Today's The Daily Climate (here) asks whether the federal government's official valuation of the Social Cost of Carbon (SCC) is too low. It's a good question, and the article cites a number a couple of prominent economists, William Nordhaus and Marty Weitzman, as well as an obscure law professor.
Last year, the federal government established a SCC of $21/ton (see here). This number is to be used in all regulatory impact analyses and environmental impact statements prepared by Executive Branch agencies.
Is it the right number? No one knows. Different models of climate change reach different conclusions about the damage function and, hence, the value of the SCC. One thing we can say with certainty is that the federal government's new $21/ton figure is much better than its previous SCC, which was, zero. The $21/ton figure is fairly close to the $23/ton mean estimate Richard Tol derived in his 2007 meta-analysis of climate studies (freely dowloadable here). And even if one believes the federal government should have picked a higher number, instituting an SCC - any SCC - is the single most important step the federal government has yet taken towards a functioning climate policy (though, admittedly, that's not saying much).
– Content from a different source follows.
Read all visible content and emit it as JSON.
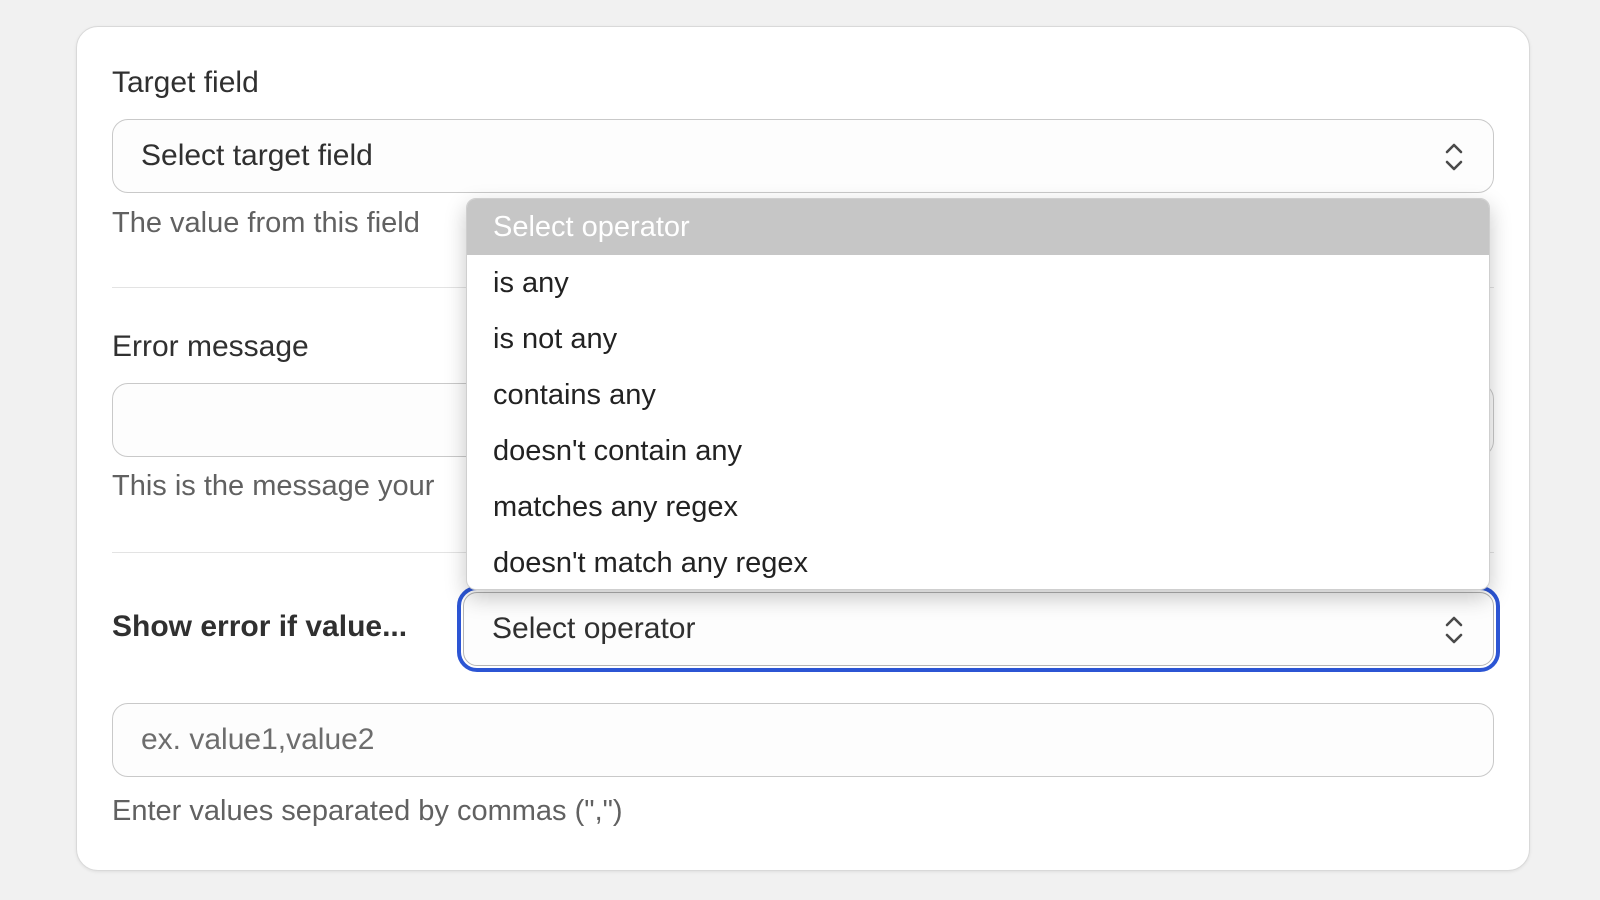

How important is the SCC? As The Daily Climate article makes clear, I don't believe setting a precise value on the SCC is nearly as important as getting institutions in place to start actually moving greenhouse gas emissions in the right direction. The entire history of environmental policy, as well as practical political realities, suggest that the risk of over-spending on climate change in the near term is quite small. I was particularly glad to read in the article that William Nordhaus seems to agree with me about that. He's quoted as saying "While there is debate about whether the 'right' number for a carbon price is $10, $20 or $100, the global average today is close to $1 and moving nowhere.... So we have a long, long way to go before we even enter the range of debate."